The clinicopathological features of the cHCC-CC group resembled those of the HCC group more than the CC group. Upon comparing cHCC-CC and HCC groups, no significant differences were observed regarding most demographic features, comorbidity, laboratory data, surgical methods, pathological characteristics, and tumor factors (including Edmondson–Steiner Grades I–II, tumor size, tumor number, microvascular invasion, macrovascular invasion, lymph node metastasis, AJCC stage I–II, and tumor recurrence) except for factors such as age, diabetes mellitus, tumor size ≥ 5 cm, lymph node metastasis, mortality, and mortality per 100 person-years. When cHCC-CC and CC groups were compared, significant differences were noted regarding diabetes mellitus, alcohol use, cirrhosis, AFP level ≥ 200 ng/mL, operative margin > 1 cm, major hepatectomy, microvascular invasion, and macrovascular invasion. Our study’s observation that the clinicopathologic features of cHCC-CC resembled those of the HCC group more than the CC group is inconsistent with the results of previous studies [7,8,9,10,11,12, 14].

Our study determined that median OS was 50.1 months in the cHCC-CC group after surgical resection.
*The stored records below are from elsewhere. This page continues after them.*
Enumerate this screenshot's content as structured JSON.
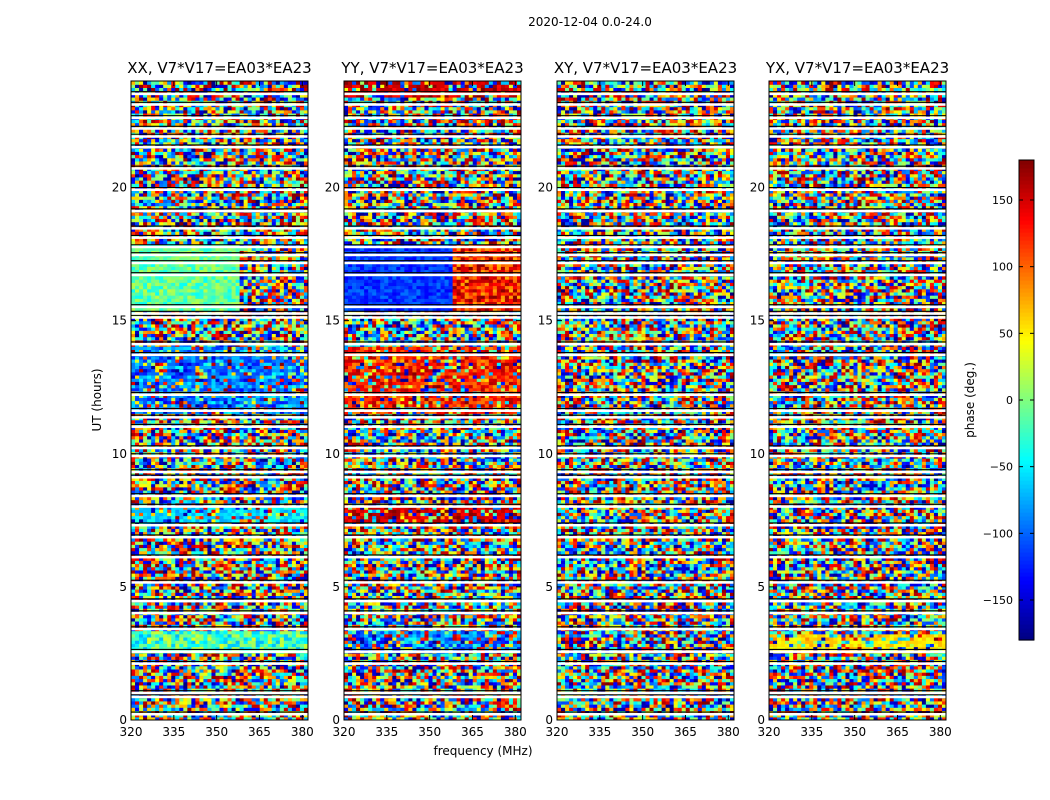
{
  "figure_title": "2020-12-04 0.0-24.0",
  "chart_data": {
    "type": "heatmap",
    "suptitle": "2020-12-04 0.0-24.0",
    "xlabel": "frequency (MHz)",
    "ylabel": "UT (hours)",
    "xlim": [
      320,
      382
    ],
    "ylim": [
      0,
      24
    ],
    "xticks": [
      320,
      335,
      350,
      365,
      380
    ],
    "yticks": [
      0,
      5,
      10,
      15,
      20
    ],
    "colormap": "jet",
    "panels": [
      {
        "title": "XX, V7*V17=EA03*EA23",
        "pattern": "xx"
      },
      {
        "title": "YY, V7*V17=EA03*EA23",
        "pattern": "yy"
      },
      {
        "title": "XY, V7*V17=EA03*EA23",
        "pattern": "noise"
      },
      {
        "title": "YX, V7*V17=EA03*EA23",
        "pattern": "noise_warm"
      }
    ],
    "colorbar": {
      "label": "phase (deg.)",
      "range": [
        -180,
        180
      ],
      "ticks": [
        -150,
        -100,
        -50,
        0,
        50,
        100,
        150
      ],
      "tick_labels": [
        "−150",
        "−100",
        "−50",
        "0",
        "50",
        "100",
        "150"
      ]
    },
    "flagged_utc_hours": [
      0.3,
      0.95,
      1.1,
      2.2,
      2.65,
      3.5,
      4.1,
      4.55,
      5.25,
      6.2,
      6.95,
      7.4,
      8.1,
      8.5,
      9.2,
      9.4,
      10.0,
      10.3,
      11.1,
      11.45,
      11.7,
      12.3,
      13.8,
      14.2,
      15.2,
      15.35,
      15.6,
      16.8,
      17.25,
      17.55,
      17.85,
      18.2,
      18.55,
      19.2,
      20.0,
      20.8,
      21.6,
      22.0,
      22.3,
      22.7,
      23.2,
      23.6
    ]
  }
}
This median OS was higher than that reported in previous studies, which concluded that the median OS of patients with cHCC-CC ranged from 20 to 47 months [3, 5, 7, 10, 12, 15,16,17,18,19,20,21, 24, 25]. Nevertheless, our study’s finding of significantly lower OS in the cHCC-CC group before PSM is consistent with the results of previous studies [2, 5]. Notably, OS in the cHCC-CC group was not significantly different compared with the HCC or CC group after PSM. This result differs from those of previous studies after the stage-matched analysis [2, 5, 14]. We are the first to present the fact in the literature that no significant differences related to OS were observed between cHCC-CC and HCC groups after PSM. This finding is probably because the clinicopathologic features of cHCC-CC are similar to those of HCC, especially those related to tumor factors and tumor recurrence. Therefore, identical recurrence rates could have resulted in similar OS in cHCC-CC and HCC groups.
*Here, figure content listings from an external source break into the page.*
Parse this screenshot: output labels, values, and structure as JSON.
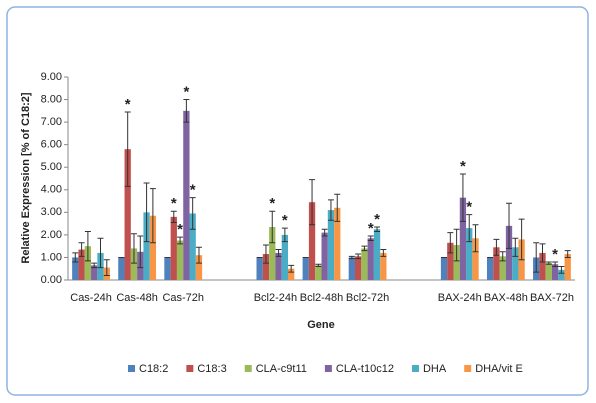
{
  "chart_data": {
    "type": "bar",
    "y_label": "Relative Expression [% of C18:2]",
    "x_label": "Gene",
    "categories": [
      "Cas-24h",
      "Cas-48h",
      "Cas-72h",
      null,
      "Bcl2-24h",
      "Bcl2-48h",
      "Bcl2-72h",
      null,
      "BAX-24h",
      "BAX-48h",
      "BAX-72h"
    ],
    "ylim": [
      0,
      9
    ],
    "yticks": [
      {
        "value": 0,
        "label": "0.00"
      },
      {
        "value": 1,
        "label": "1.00"
      },
      {
        "value": 2,
        "label": "2.00"
      },
      {
        "value": 3,
        "label": "3.00"
      },
      {
        "value": 4,
        "label": "4.00"
      },
      {
        "value": 5,
        "label": "5.00"
      },
      {
        "value": 6,
        "label": "6.00"
      },
      {
        "value": 7,
        "label": "7.00"
      },
      {
        "value": 8,
        "label": "8.00"
      },
      {
        "value": 9,
        "label": "9.00"
      }
    ],
    "legend": "bottom",
    "series": [
      {
        "name": "C18:2",
        "color": "#4f81bd",
        "values": [
          1.0,
          1.0,
          1.0,
          null,
          1.0,
          1.0,
          1.0,
          null,
          1.0,
          1.0,
          1.0
        ],
        "errors": [
          0.2,
          0,
          0,
          null,
          0,
          0,
          0.05,
          null,
          0,
          0,
          0.65
        ],
        "annotations": [
          null,
          null,
          null,
          null,
          null,
          null,
          null,
          null,
          null,
          null,
          null
        ]
      },
      {
        "name": "C18:3",
        "color": "#c0504d",
        "values": [
          1.35,
          5.8,
          2.8,
          null,
          1.15,
          3.45,
          1.05,
          null,
          1.65,
          1.45,
          1.2
        ],
        "errors": [
          0.3,
          1.65,
          0.25,
          null,
          0.4,
          1.0,
          0.1,
          null,
          0.45,
          0.35,
          0.4
        ],
        "annotations": [
          null,
          "*",
          "*",
          null,
          null,
          null,
          null,
          null,
          null,
          null,
          null
        ]
      },
      {
        "name": "CLA-c9t11",
        "color": "#9bbb59",
        "values": [
          1.5,
          1.4,
          1.75,
          null,
          2.35,
          0.65,
          1.4,
          null,
          1.55,
          1.05,
          0.75
        ],
        "errors": [
          0.65,
          0.65,
          0.15,
          null,
          0.7,
          0.05,
          0.1,
          null,
          0.7,
          0.2,
          0.05
        ],
        "annotations": [
          null,
          null,
          "*",
          null,
          "*",
          null,
          null,
          null,
          null,
          null,
          null
        ]
      },
      {
        "name": "CLA-t10c12",
        "color": "#8064a2",
        "values": [
          0.65,
          1.25,
          7.5,
          null,
          1.2,
          2.1,
          1.85,
          null,
          3.65,
          2.4,
          0.7
        ],
        "errors": [
          0.1,
          0.7,
          0.5,
          null,
          0.15,
          0.15,
          0.1,
          null,
          1.05,
          1.0,
          0.1
        ],
        "annotations": [
          null,
          null,
          "*",
          null,
          null,
          null,
          "*",
          null,
          "*",
          null,
          "*"
        ]
      },
      {
        "name": "DHA",
        "color": "#4bacc6",
        "values": [
          1.2,
          3.0,
          2.95,
          null,
          2.0,
          3.1,
          2.25,
          null,
          2.3,
          1.45,
          0.45
        ],
        "errors": [
          0.65,
          1.3,
          0.7,
          null,
          0.3,
          0.45,
          0.1,
          null,
          0.6,
          0.4,
          0.15
        ],
        "annotations": [
          null,
          null,
          "*",
          null,
          "*",
          null,
          "*",
          null,
          "*",
          null,
          null
        ]
      },
      {
        "name": "DHA/vit E",
        "color": "#f79646",
        "values": [
          0.55,
          2.85,
          1.1,
          null,
          0.5,
          3.2,
          1.2,
          null,
          1.85,
          1.8,
          1.15
        ],
        "errors": [
          0.35,
          1.2,
          0.35,
          null,
          0.15,
          0.6,
          0.15,
          null,
          0.6,
          0.9,
          0.15
        ],
        "annotations": [
          null,
          null,
          null,
          null,
          null,
          null,
          null,
          null,
          null,
          null,
          null
        ]
      }
    ]
  }
}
Our study revealed that the recurrence rate was not significantly different among cHCC-CC, HCC, and CC groups before and after PSM. Our results are consistent with those of previous studies that revealed that the DFS was not significantly different among cHCC-CC, HCC, and CC groups [2, 5, 14]. This finding is probably because of the similarity in the clinicopathologic features of cHCC-CC and HCC groups, especially regarding tumor factors, such as Edmondson–Steiner grades I–II, tumor size, tumor number, microvascular invasion, macrovascular invasion, lymph node metastasis, distal metastasis, AJCC stage I–II, and tumor recurrence.

The limitations of our study were the small sample size of cHCC-CC and CC groups. This small sample size could have resulted in statistically nonsignificant differences related to OS and recurrence after PSM. Second, we did not analyze the molecular markers, tumor markers, and immunohistochemical characteristics of patients with cHCC-CC.

Conclusions

The clinicopathologic features of cHCC-CC resembled those of HCC more than CC. The OS rate was significantly lower in the cHCC-CC group than in the HCC group. The OS rate was not significantly different between cHCC-CC and CC groups. After PSM, the OS rate in the cHCC-CC group was not significantly different than that in the HCC or CC group. In addition, the DFS was not significantly different among cHCC-CC, HCC, and CC groups before and after PSM.